Non. Elles acquièrent des propriétés des cellules mésenchymateuses, mais aussi beaucoup de celles des cellules souches, qui ont la capacité de s'autorenouveler. Cette transition est donc cruciale.

Qu'est-ce qui déclenche la TEM ?

La mise en action de ce programme résulte de l'expression de certains facteurs de transcription. Ceux-ci ont été préalablement activés par des signaux qui peuvent provenir des gènes mutés dans le génome des cellules cancéreuses, mais aussi des cellules non cancéreuses environnantes du tissu conjonctif, ce que l'on appelle le stroma. Ces cellules non cancéreuses sont recrutées par les cellules cancéreuses ayant migré, par exemple pour former des néovaisseaux, indispensables à la croissance de la tumeur. Quand les cellules cancéreuses arrivent, le stroma devient réactif. Ses cellules renvoient des signaux aux cellules cancéreuses qui les ont recrutées.

Quel lien existe-t-il entre la TEM et l'acquisition de caractéristiques des cellules souches ?

Il y a une association entre les deux, mais elle semble exister aussi bien pour les cellules devenues cancéreuses que pour les cellules épithéliales normales. Les cellules souches et les cellules cancéreuses partagent beaucoup d'analogies. On retrouve des cellules souches au sein des tumeurs, mais nous ne savons pas encore à quel moment elles y apparaissent. Les cellules souches épithéliales normales possèdent aussi beaucoup des attributs des cellules mésenchymateuses.
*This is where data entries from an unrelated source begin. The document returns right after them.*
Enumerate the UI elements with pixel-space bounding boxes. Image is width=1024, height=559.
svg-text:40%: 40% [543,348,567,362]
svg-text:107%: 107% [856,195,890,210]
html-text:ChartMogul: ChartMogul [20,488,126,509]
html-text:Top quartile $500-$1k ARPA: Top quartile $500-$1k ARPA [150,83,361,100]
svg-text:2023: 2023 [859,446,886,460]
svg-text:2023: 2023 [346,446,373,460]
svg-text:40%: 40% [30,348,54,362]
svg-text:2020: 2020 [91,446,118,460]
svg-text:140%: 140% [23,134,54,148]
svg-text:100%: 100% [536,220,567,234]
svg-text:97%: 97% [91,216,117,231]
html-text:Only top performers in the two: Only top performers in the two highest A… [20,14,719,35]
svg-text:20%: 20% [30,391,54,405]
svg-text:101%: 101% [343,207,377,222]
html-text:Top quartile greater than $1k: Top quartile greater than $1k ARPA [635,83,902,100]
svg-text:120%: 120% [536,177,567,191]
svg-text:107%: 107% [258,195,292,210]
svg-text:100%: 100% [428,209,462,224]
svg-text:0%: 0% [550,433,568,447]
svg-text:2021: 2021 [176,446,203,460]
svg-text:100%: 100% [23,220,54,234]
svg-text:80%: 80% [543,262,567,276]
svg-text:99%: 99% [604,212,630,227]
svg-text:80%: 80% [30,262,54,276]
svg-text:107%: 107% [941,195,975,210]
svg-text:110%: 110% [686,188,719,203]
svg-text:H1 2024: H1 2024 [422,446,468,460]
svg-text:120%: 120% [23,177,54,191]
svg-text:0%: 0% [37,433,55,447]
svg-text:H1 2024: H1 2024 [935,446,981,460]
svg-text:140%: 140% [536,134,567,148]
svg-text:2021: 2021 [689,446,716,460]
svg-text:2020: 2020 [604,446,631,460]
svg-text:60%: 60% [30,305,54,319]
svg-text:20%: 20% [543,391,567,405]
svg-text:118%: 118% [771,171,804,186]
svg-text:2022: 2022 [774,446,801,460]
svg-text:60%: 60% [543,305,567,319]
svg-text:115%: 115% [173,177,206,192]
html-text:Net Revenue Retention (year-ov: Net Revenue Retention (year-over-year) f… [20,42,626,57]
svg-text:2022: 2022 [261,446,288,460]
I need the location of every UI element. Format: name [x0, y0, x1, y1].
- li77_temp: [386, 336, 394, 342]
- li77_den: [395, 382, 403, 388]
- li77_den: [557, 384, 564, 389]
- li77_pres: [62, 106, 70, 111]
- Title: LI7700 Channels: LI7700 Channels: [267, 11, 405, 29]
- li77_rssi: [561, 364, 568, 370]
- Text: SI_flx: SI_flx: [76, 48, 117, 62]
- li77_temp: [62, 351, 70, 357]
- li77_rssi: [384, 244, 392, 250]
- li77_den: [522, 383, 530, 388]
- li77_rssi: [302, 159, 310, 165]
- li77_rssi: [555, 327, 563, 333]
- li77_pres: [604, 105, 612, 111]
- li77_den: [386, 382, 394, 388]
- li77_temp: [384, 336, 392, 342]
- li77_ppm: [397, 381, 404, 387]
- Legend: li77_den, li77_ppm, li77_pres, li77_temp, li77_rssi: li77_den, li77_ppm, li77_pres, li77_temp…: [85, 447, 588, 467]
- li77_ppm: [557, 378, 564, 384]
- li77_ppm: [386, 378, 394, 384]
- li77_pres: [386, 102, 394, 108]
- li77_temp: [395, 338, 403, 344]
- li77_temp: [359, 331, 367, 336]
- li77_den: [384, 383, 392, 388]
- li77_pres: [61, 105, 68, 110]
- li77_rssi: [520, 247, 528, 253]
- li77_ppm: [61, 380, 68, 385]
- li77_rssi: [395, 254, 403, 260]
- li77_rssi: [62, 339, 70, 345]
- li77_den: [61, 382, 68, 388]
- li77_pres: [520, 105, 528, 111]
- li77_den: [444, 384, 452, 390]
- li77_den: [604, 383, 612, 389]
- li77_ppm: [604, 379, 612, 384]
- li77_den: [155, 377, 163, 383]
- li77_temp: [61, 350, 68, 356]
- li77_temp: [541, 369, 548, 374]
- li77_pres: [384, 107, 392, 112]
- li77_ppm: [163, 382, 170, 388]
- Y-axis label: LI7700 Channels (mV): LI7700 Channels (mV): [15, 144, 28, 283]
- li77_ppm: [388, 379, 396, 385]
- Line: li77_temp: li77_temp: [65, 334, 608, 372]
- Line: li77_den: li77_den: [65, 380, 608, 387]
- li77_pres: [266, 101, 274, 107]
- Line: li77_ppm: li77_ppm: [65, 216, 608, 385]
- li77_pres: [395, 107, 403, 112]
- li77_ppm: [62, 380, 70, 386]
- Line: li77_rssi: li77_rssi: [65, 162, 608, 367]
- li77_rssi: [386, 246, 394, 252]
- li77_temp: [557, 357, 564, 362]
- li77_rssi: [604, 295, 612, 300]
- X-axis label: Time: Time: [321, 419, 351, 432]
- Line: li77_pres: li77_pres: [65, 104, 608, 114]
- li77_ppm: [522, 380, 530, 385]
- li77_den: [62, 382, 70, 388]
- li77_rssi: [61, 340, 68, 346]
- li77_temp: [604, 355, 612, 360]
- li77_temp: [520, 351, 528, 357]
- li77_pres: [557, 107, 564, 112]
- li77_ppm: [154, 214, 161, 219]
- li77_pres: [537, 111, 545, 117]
Faut-il rediriger les stratégies thérapeutiques vers les cellules souches présentes dans les tumeurs ?

Nous n'avons pas, à l'heure actuelle, de bons agents pour tuer les cellules souches cancéreuses. Peut-être que, lorsque nous parvenons à réduire la taille d'une tumeur, il reste des cellules souches tumorales à partir desquelles le cancer peut redémarrer... Un traitement des leucémies par un anticorps monoclonal comme l'imatinib (commercialisé sous le nom de Glivec) élimine la plupart des cellules cancéreuses, mais laisse derrière lui les cellules souches. Même s'il prolonge beaucoup la vie, il ne guérit pas la leucémie. L'objectif est alors de maintenir la maladie sous contrôle.

Peut-on imaginer prévenir la formation des métastases ?

C'est compliqué. On risque de fermer la porte de la grange une fois que la vache est sortie. Cependant, les cellules métastatiques sont très semblables à celles du cancer primitif. Les cellules des métastases d'un carcinome ressemblent à des cellules épithéliales. Cela laisse penser que la TEM serait probablement un phénomène réversible : la cellule retrouverait certaines de ses caractéristiques de départ lorsqu'elle ne reçoit plus les signaux qui ont induit la TEM. Il y avait un dogme qui voulait que, pour comprendre une cellule cancéreuse, il fallait regarder ses gènes. Nous savons à présent qu'il faut élargir la vision aux signaux qu'elle reçoit de son environnement.